Il ressort des conditions générales du contrat de transport liant les parties (pièce 2 défendeur) qu’un supplément doit ainsi être réglé pour tout bagage supplémentaire par rapport au nombre autorisé ainsi que, pour tout bagage, supplémentaire ou non, en cas de dépassement du poids autorisé.
Ainsi que l’explique la société AIR France, les deux reçus correspondent l’un au troisième bagage enregistré par Mme [Y] pour un montant de 220 euros et, l’autre, au dépassement du poids autorisé pour chaque bagage, ceux-ci faisant 32 kilogrammes quand il était autorisé, en vertu du contrat de transport souscrit par Mme [Y], un poids pour chaque bagage, y compris supplémentaire, de 23 kilogrammes.
Ainsi, un reçu mentionne 1PC pour 220 euros correspondant au bagage supplémentaire et l’autre reçu mentionne 3 PC pour 375 euros correspondant au surpoids des trois bagages enregistrés (pièce 1 demandeur) de sorte qu’il n’a pas été facturé à Mme [Y] un quatrième bagage.
En conséquence, la demande de répétition de l’indu de Mme [Y] sera rejetée et, par voie de conséquence, en l’absence de manquement contractuel de la société AIR France, la demande au titre d’un préjudice moral également.
Sur la demande de dommages et intérêts pour procédure abusive formée par la société AIR France
Aux termes de l’article 1240 du code civil, tout fait quelconque de l’homme, qui cause à autrui un dommage, oblige celui par la faute duquel il est arrivé, à le réparer.
Il convient de rappeler que la bonne foi procédurale des parties est toujours présumée et il appartient dès lors à la partie invoquant une procédure abusive de la part de la partie adverse d’apporter la preuve de cette mauvaise foi.

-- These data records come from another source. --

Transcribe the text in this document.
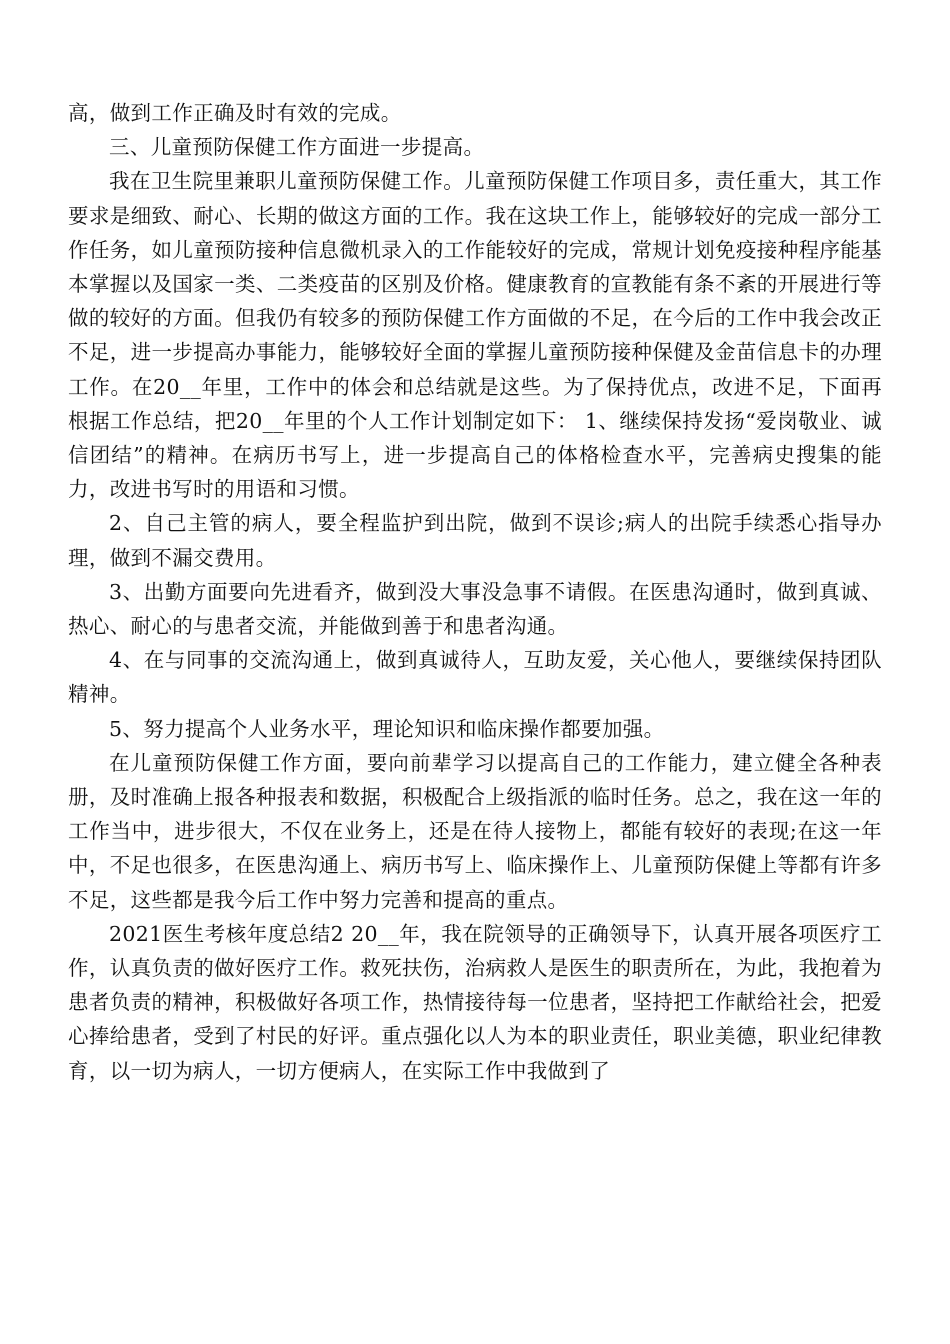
高，做到工作正确及时有效的完成。

三、儿童预防保健工作方面进一步提高。

我在卫生院里兼职儿童预防保健工作。儿童预防保健工作项目多，责任重大，其工作要求是细致、耐心、长期的做这方面的工作。我在这块工作上，能够较好的完成一部分工作任务，如儿童预防接种信息微机录入的工作能较好的完成，常规计划免疫接种程序能基本掌握以及国家一类、二类疫苗的区别及价格。健康教育的宣教能有条不紊的开展进行等做的较好的方面。但我仍有较多的预防保健工作方面做的不足，在今后的工作中我会改正不足，进一步提高办事能力，能够较好全面的掌握儿童预防接种保健及金苗信息卡的办理工作。在20__年里，工作中的体会和总结就是这些。为了保持优点，改进不足，下面再根据工作总结，把20__年里的个人工作计划制定如下： 1、继续保持发扬“爱岗敬业、诚信团结”的精神。在病历书写上，进一步提高自己的体格检查水平，完善病史搜集的能力，改进书写时的用语和习惯。

2、自己主管的病人，要全程监护到出院，做到不误诊;病人的出院手续悉心指导办理，做到不漏交费用。

3、出勤方面要向先进看齐，做到没大事没急事不请假。在医患沟通时，做到真诚、热心、耐心的与患者交流，并能做到善于和患者沟通。

4、在与同事的交流沟通上，做到真诚待人，互助友爱，关心他人，要继续保持团队精神。

5、努力提高个人业务水平，理论知识和临床操作都要加强。

在儿童预防保健工作方面，要向前辈学习以提高自己的工作能力，建立健全各种表册，及时准确上报各种报表和数据，积极配合上级指派的临时任务。总之，我在这一年的工作当中，进步很大，不仅在业务上，还是在待人接物上，都能有较好的表现;在这一年中，不足也很多，在医患沟通上、病历书写上、临床操作上、儿童预防保健上等都有许多不足，这些都是我今后工作中努力完善和提高的重点。

2021医生考核年度总结2 20__年，我在院领导的正确领导下，认真开展各项医疗工作，认真负责的做好医疗工作。救死扶伤，治病救人是医生的职责所在，为此，我抱着为患者负责的精神，积极做好各项工作，热情接待每一位患者，坚持把工作献给社会，把爱心捧给患者，受到了村民的好评。重点强化以人为本的职业责任，职业美德，职业纪律教育，以一切为病人，一切方便病人，在实际工作中我做到了
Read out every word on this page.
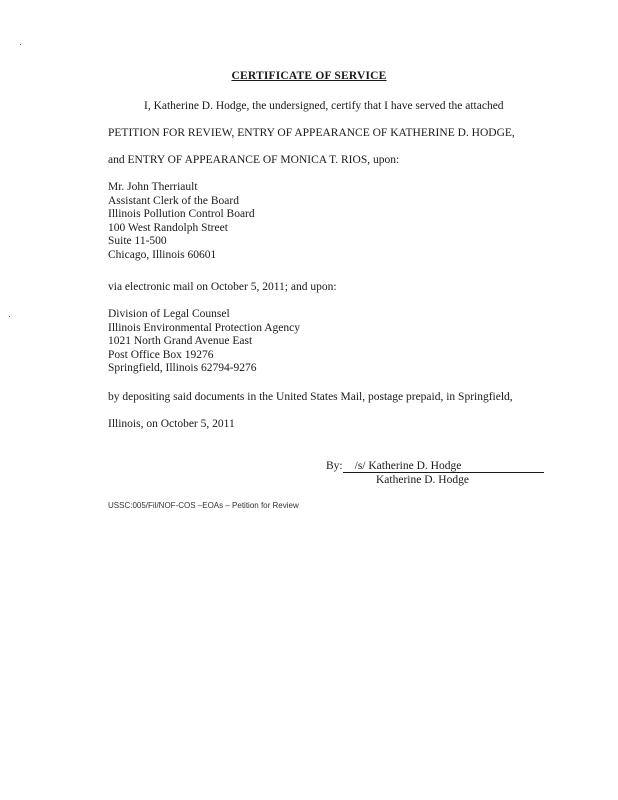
CERTIFICATE OF SERVICE
I, Katherine D. Hodge, the undersigned, certify that I have served the attached
PETITION FOR REVIEW, ENTRY OF APPEARANCE OF KATHERINE D. HODGE,
and ENTRY OF APPEARANCE OF MONICA T. RIOS, upon:
Mr. John Therriault
Assistant Clerk of the Board
Illinois Pollution Control Board
100 West Randolph Street
Suite 11-500
Chicago, Illinois 60601
via electronic mail on October 5, 2011; and upon:
Division of Legal Counsel
Illinois Environmental Protection Agency
1021 North Grand Avenue East
Post Office Box 19276
Springfield, Illinois 62794-9276
by depositing said documents in the United States Mail, postage prepaid, in Springfield,
Illinois, on October 5, 2011
By: /s/ Katherine D. Hodge
Katherine D. Hodge
USSC:005/Fil/NOF-COS –EOAs – Petition for Review
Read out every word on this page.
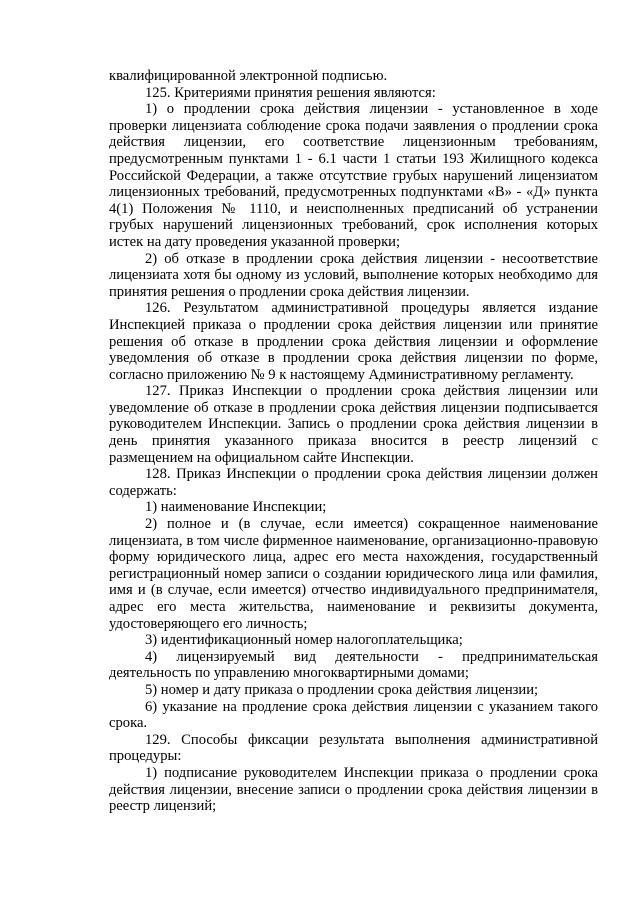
квалифицированной электронной подписью.

125. Критериями принятия решения являются:

1) о продлении срока действия лицензии - установленное в ходе проверки лицензиата соблюдение срока подачи заявления о продлении срока действия лицензии, его соответствие лицензионным требованиям, предусмотренным пунктами 1 - 6.1 части 1 статьи 193 Жилищного кодекса Российской Федерации, а также отсутствие грубых нарушений лицензиатом лицензионных требований, предусмотренных подпунктами «В» - «Д» пункта 4(1) Положения № 1110, и неисполненных предписаний об устранении грубых нарушений лицензионных требований, срок исполнения которых истек на дату проведения указанной проверки;

2) об отказе в продлении срока действия лицензии - несоответствие лицензиата хотя бы одному из условий, выполнение которых необходимо для принятия решения о продлении срока действия лицензии.

126. Результатом административной процедуры является издание Инспекцией приказа о продлении срока действия лицензии или принятие решения об отказе в продлении срока действия лицензии и оформление уведомления об отказе в продлении срока действия лицензии по форме, согласно приложению № 9 к настоящему Административному регламенту.

127. Приказ Инспекции о продлении срока действия лицензии или уведомление об отказе в продлении срока действия лицензии подписывается руководителем Инспекции. Запись о продлении срока действия лицензии в день принятия указанного приказа вносится в реестр лицензий с размещением на официальном сайте Инспекции.

128. Приказ Инспекции о продлении срока действия лицензии должен содержать:

1) наименование Инспекции;

2) полное и (в случае, если имеется) сокращенное наименование лицензиата, в том числе фирменное наименование, организационно-правовую форму юридического лица, адрес его места нахождения, государственный регистрационный номер записи о создании юридического лица или фамилия, имя и (в случае, если имеется) отчество индивидуального предпринимателя, адрес его места жительства, наименование и реквизиты документа, удостоверяющего его личность;

3) идентификационный номер налогоплательщика;

4) лицензируемый вид деятельности - предпринимательская деятельность по управлению многоквартирными домами;

5) номер и дату приказа о продлении срока действия лицензии;

6) указание на продление срока действия лицензии с указанием такого срока.

129. Способы фиксации результата выполнения административной процедуры:

1) подписание руководителем Инспекции приказа о продлении срока действия лицензии, внесение записи о продлении срока действия лицензии в реестр лицензий;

Ainsi, agir en justice constitue par principe un droit qui ne dégénère en abus pouvant donner naissance à une dette de dommages et intérêts que dans le cas de malice, de mauvaise foi ou d’erreur grossière équipollente au dol.
En l’espèce, le choix d’agir en justice, fait par Mme [Y] malgré l’avis rendu en faveur de la société AIR France du médiateur tourisme et voyages, ne démontre pas la mauvaise foi de celle-ci.
La demande de dommages et intérêts pour procédure abusive formée par la société AIR France sera rejetée.
Sur les frais du procès
Mme [Y], qui perd le procès, sera condamnée aux dépens en application de l’article 696 du code de procédure civile.
L’équité commande de ne pas faire application de l’article 700 du code de procédure civile ;
PAR CES MOTIFS
Le tribunal, statuant publiquement, par mise à disposition, par jugement contradictoire et en dernier ressort,
REJETTE les demandes de Mme [X] [Y],
REJETTE la demande de dommages et intérêts formée par la SA AIR France,
DIT n’y avoir lieu à application de l’article 700 du code de procédure civile,
CONDAMNE Mme [X] [Y] aux dépens.
Ainsi fait, jugé et mis à disposition au greffe de la juridiction les jour, mois et année susdits. En foi de quoi le présent jugement a été signé par la Présidente et la Greffière.